Ryskin, E. I. Zhurnal A. S. Pushkina “Sovremennik,” 1836–1837: Ukazatel’ soderzhaniia. Moscow, 1967.
N. M. SIKORSKII
Sovremennik
(The Contemporary), a magazine “of literature, politics, science, history, art, and public affairs,” published in St. Petersburg from 1911 to 1915; published monthly until 1914 and then semimonthly. Sovremennik was a major ideological organ of Menshevik Liquidators, Socialist Revolutionaries, Popular Socialists, and left-wing liberals. Until 1913 the de facto editor was A. V. Amfiteatrov, who was succeeded by N. Sukhanov (N. N. Gimmer). Calling itself “a nonparty socialist organ,” Sovremennik pursued a conciliatory policy and tried to combine Marxism with Narodnichestvo (Populism). V. I. Lenin criticized this policy in his works (see Poln. sobr. soch., 5th ed., vol. 25, pp. 251–54, 321–52). Sovremennik published several works by M. Gorky and A. C. Novikov-Priboi.
Sovremennik
(The Contemporary), a publishing house of the State Committee on Publishing, Printing, and the Book Trade of the RSFSR and of the Writers’ Union of the RSFSR.

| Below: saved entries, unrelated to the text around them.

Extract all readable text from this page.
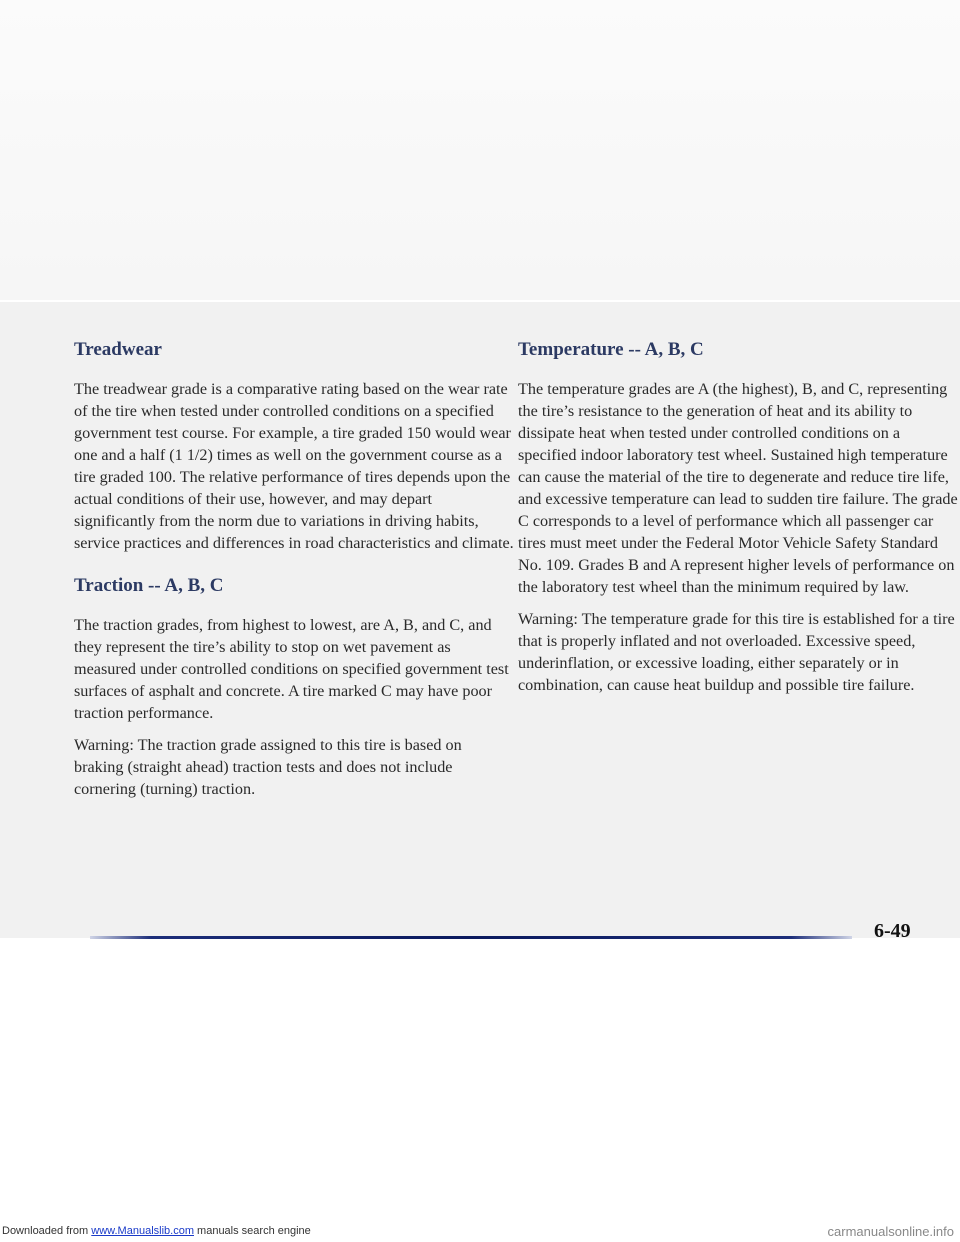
Treadwear

The treadwear grade is a comparative rating based on the wear rate of the tire when tested under controlled conditions on a specified government test course. For example, a tire graded 150 would wear one and a half (1 1/2) times as well on the government course as a tire graded 100. The relative performance of tires depends upon the actual conditions of their use, however, and may depart significantly from the norm due to variations in driving habits, service practices and differences in road characteristics and climate.

Traction -- A, B, C

The traction grades, from highest to lowest, are A, B, and C, and they represent the tire’s ability to stop on wet pavement as measured under controlled conditions on specified government test surfaces of asphalt and concrete. A tire marked C may have poor traction performance.

Warning: The traction grade assigned to this tire is based on braking (straight ahead) traction tests and does not include cornering (turning) traction.

Temperature -- A, B, C

The temperature grades are A (the highest), B, and C, representing the tire’s resistance to the generation of heat and its ability to dissipate heat when tested under controlled conditions on a specified indoor laboratory test wheel. Sustained high temperature can cause the material of the tire to degenerate and reduce tire life, and excessive temperature can lead to sudden tire failure. The grade C corresponds to a level of performance which all passenger car tires must meet under the Federal Motor Vehicle Safety Standard No. 109. Grades B and A represent higher levels of performance on the laboratory test wheel than the minimum required by law.

Warning: The temperature grade for this tire is established for a tire that is properly inflated and not overloaded. Excessive speed, underinflation, or excessive loading, either separately or in combination, can cause heat buildup and possible tire failure.

6-49
Downloaded from www.Manualslib.com manuals search engine	carmanualsonline.info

Founded in Moscow in 1970, the Sovremennik Publishing House publishes works of contemporary writers of the Russian Federation, Russian classics, and books on literary scholarship and criticism. The main series are Biblioteka rossiiskogo romana (Library of the Russian Novel), Novinki “Sovremennika” (Latest Books of “Sovremennik”), Nash den’ (Our Day), Klassicheskaiabiblioteka “Sovremennika” (Classic Library of “Sovremennik”), and Pervaia kniga (First Book). In 1974 the publishing house published 222 book and brochure titles, amounting to 12.179 mil lion copies and 208.276 million printer’s sheets.